Institusion
Universitas Aisyiyah Yogyakarta
Author
Puspitasari, Gani
Ismarwati, Ismarwati
Subject
RG Gynecology and obstetrics
Datestamp
2017-12-30 02:35:38
Abstract :
Metode kontrasepsi suntik populer saat ini adalah Depo Medroksi
Progesteron Acetat (DMPA). Sampai tahun 2011 jumlah akseptor kontrasepsi
DMPA di Puskesmas Kraton sebanyak 763 (60,2%). Kontrasepsi suntik memiliki
efek samping antara lain kenaikan berat badan. Penelitian ini bertujuan untuk
mengetahui hubungan antara penggunaan kontrasepsi suntik DMPA dengan
kenaikan berat badan di Puskesmas Kraton Yogyakarta tahun 2012.
Metode penelitian yang digunakan adalah survey analitik dengan
pendekatan waktu cross sectional. Populasi dalam penelitian ini adalah akseptor
kontrasepsi suntik DMPA yang melakukan kunjungan ulang dari Desember 2011
? Februari 2012. Metode pengambilan sampel dengan teknik random sampling
sebanyak 74 responden. Pengumpulan data dilakukan dengan cara studi
dokumentasi. Analisis data menggunakan uji statistik korelasi product moment.

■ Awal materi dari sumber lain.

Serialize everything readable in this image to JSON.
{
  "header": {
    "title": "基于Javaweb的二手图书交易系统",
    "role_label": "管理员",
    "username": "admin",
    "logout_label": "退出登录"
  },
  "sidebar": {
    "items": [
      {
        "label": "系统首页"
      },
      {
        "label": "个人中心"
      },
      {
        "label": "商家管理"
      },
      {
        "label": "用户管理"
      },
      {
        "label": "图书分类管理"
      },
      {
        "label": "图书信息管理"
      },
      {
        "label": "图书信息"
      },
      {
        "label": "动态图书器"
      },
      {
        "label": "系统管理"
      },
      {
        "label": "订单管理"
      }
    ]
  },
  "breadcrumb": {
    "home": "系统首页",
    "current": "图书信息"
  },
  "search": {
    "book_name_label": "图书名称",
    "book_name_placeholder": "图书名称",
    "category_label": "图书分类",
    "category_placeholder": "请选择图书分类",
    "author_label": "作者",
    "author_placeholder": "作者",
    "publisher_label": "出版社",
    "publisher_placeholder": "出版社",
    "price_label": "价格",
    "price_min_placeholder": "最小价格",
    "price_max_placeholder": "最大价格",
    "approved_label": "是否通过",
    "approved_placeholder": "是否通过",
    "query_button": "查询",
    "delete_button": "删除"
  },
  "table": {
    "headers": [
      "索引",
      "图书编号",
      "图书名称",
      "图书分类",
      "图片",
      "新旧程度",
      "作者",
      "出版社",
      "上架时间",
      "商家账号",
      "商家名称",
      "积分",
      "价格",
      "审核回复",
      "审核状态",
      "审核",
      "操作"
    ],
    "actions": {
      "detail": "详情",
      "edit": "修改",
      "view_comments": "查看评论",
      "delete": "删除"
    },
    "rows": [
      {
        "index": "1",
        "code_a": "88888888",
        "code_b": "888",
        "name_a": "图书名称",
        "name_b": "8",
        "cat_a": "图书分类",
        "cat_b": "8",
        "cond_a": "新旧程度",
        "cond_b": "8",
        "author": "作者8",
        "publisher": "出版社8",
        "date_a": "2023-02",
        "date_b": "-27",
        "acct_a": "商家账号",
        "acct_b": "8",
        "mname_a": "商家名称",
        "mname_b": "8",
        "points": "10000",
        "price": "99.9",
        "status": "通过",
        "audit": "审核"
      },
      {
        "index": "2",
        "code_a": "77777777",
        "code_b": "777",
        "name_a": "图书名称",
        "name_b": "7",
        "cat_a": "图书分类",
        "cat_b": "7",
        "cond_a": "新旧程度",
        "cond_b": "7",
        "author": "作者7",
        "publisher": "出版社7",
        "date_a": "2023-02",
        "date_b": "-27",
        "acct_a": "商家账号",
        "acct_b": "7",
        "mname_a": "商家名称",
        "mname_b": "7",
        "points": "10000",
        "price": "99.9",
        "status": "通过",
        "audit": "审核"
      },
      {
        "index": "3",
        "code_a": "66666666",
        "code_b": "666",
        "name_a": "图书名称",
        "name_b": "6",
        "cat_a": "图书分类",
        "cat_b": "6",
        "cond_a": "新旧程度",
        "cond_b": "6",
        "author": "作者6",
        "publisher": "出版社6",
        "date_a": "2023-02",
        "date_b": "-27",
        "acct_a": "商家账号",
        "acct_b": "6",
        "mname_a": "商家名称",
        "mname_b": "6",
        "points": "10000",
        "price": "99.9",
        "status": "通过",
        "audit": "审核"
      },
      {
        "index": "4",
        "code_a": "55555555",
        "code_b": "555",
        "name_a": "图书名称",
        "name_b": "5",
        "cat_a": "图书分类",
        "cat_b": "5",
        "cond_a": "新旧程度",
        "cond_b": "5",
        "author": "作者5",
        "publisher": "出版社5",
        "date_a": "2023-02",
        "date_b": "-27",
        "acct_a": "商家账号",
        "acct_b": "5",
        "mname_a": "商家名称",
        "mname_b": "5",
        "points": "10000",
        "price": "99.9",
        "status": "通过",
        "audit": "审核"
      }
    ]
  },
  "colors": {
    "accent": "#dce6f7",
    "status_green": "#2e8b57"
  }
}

Hasil penelitian menunjukan 36 (48,6%) responden telah menggunakan
kontrasepsi DMPA ? 4 tahun, dan sebanyak 31 responden (41,9%) mengalami
kenaikan berat badan 1-<4 Kg. Hasil uji statistik didapatkan nilai koefisian
korelasi sebesar 0,230 (p = 0,049 < 0.05). Kesimpulan ada hubungan antara
penggunaan kontrasepsi suntik DMPA dengan kenaikan berat badan di Puskesmas
Kraton Yogyakarta, dengan keeratan hubungan variabel rendah. Bagi bidan, agar
memberikan saran kepada akseptor kontrasepsi suntik DMPA setelah 2 tahun
untuk berganti metode kontrasepsi yang bukan hormonal.